Survivors of Great Depression give unique perspective to current economy

Greg Osborn's parents volunteered in a Minneapolis soup kitchen. "I remember one block. On each side of the block, all four sides, there were people lined up to get food from the food kitchen," he recalled.

Mona Campbell wrote a book about her life for her granddaughter. She grew up in Snowflake, Ariz., the oldest of 12. Her dad was a carpenter who traveled miles for a job.

"Every time you got a job, the business would fold up. It couldn't be worse," Campbell said.

In Utah, about one-third of all banks failed. Russell Driver's father was a banker in Tennessee, where institutions even printed their own currency. "The bankers got together and issued script, little certificates, which circulated locally in place of money," he said.

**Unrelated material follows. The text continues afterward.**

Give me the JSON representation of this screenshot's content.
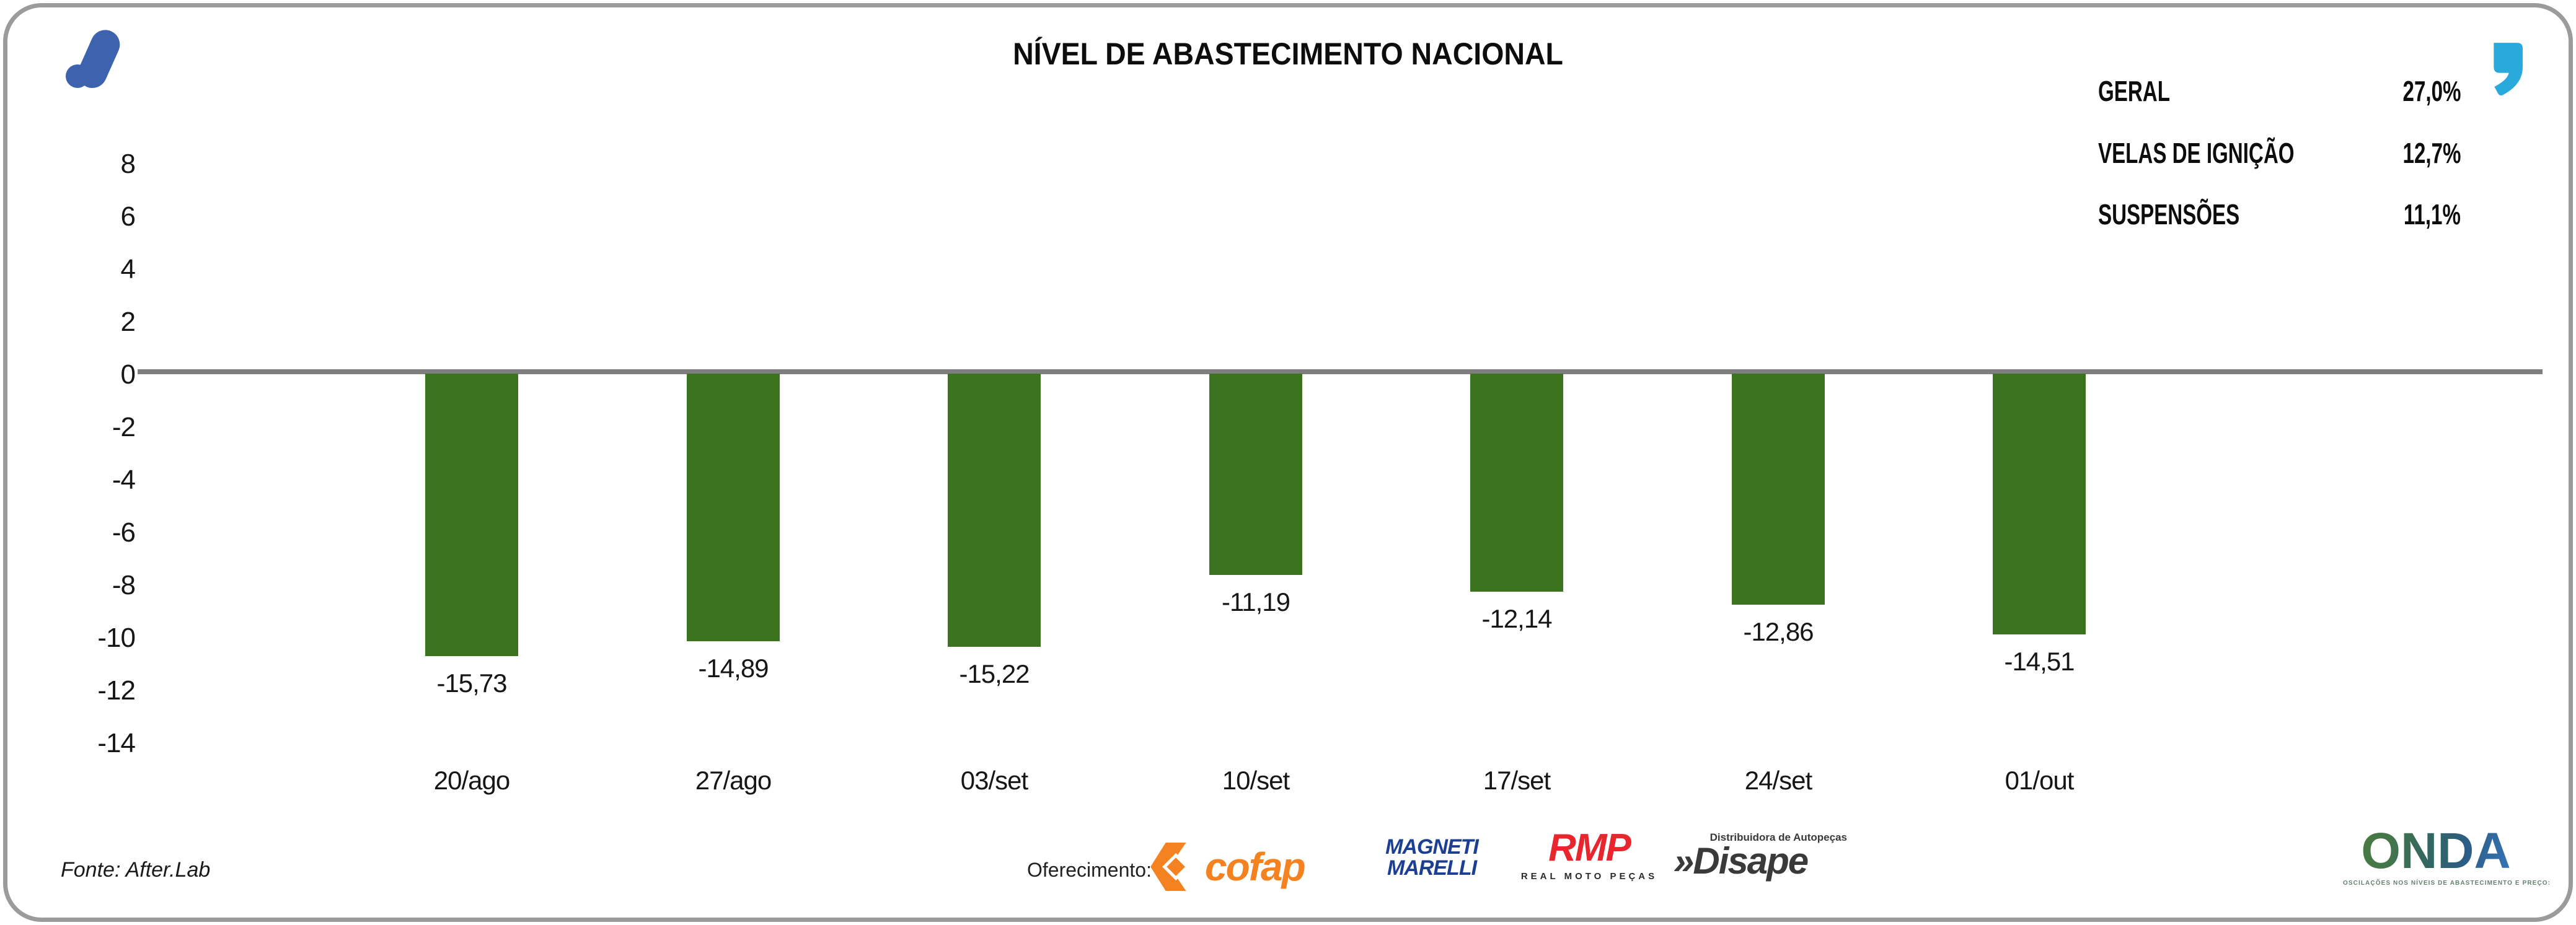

After Hulda's father died, she and her siblings ran a herd of cattle for years in Draper. "It had to. It was during the Depression, and we had no other alternative," she said.

Survivors of Great Depression give unique perspective to current economy

All of our group said they were happy then, including Bertha Seaman Stromberg from Cedar City. She met her husband there after he joined the Civilian Conservation Corps. "I would have never met him if it weren't for the Depression," she said.

The Depression shaped that generation for the rest of their lives. They grew their own gardens, saved everything, recycled scraps of soap, always paid in cash.

"Life was not always going to be a bed of roses, something was going to happen," Osborn said.

Leila Shipp told us, "‘Waste not. Want not.' That was our slogan!"

The folks we talked with today were quite optimistic. They say the great thing about tough times is the way people pull together to make sure they get through.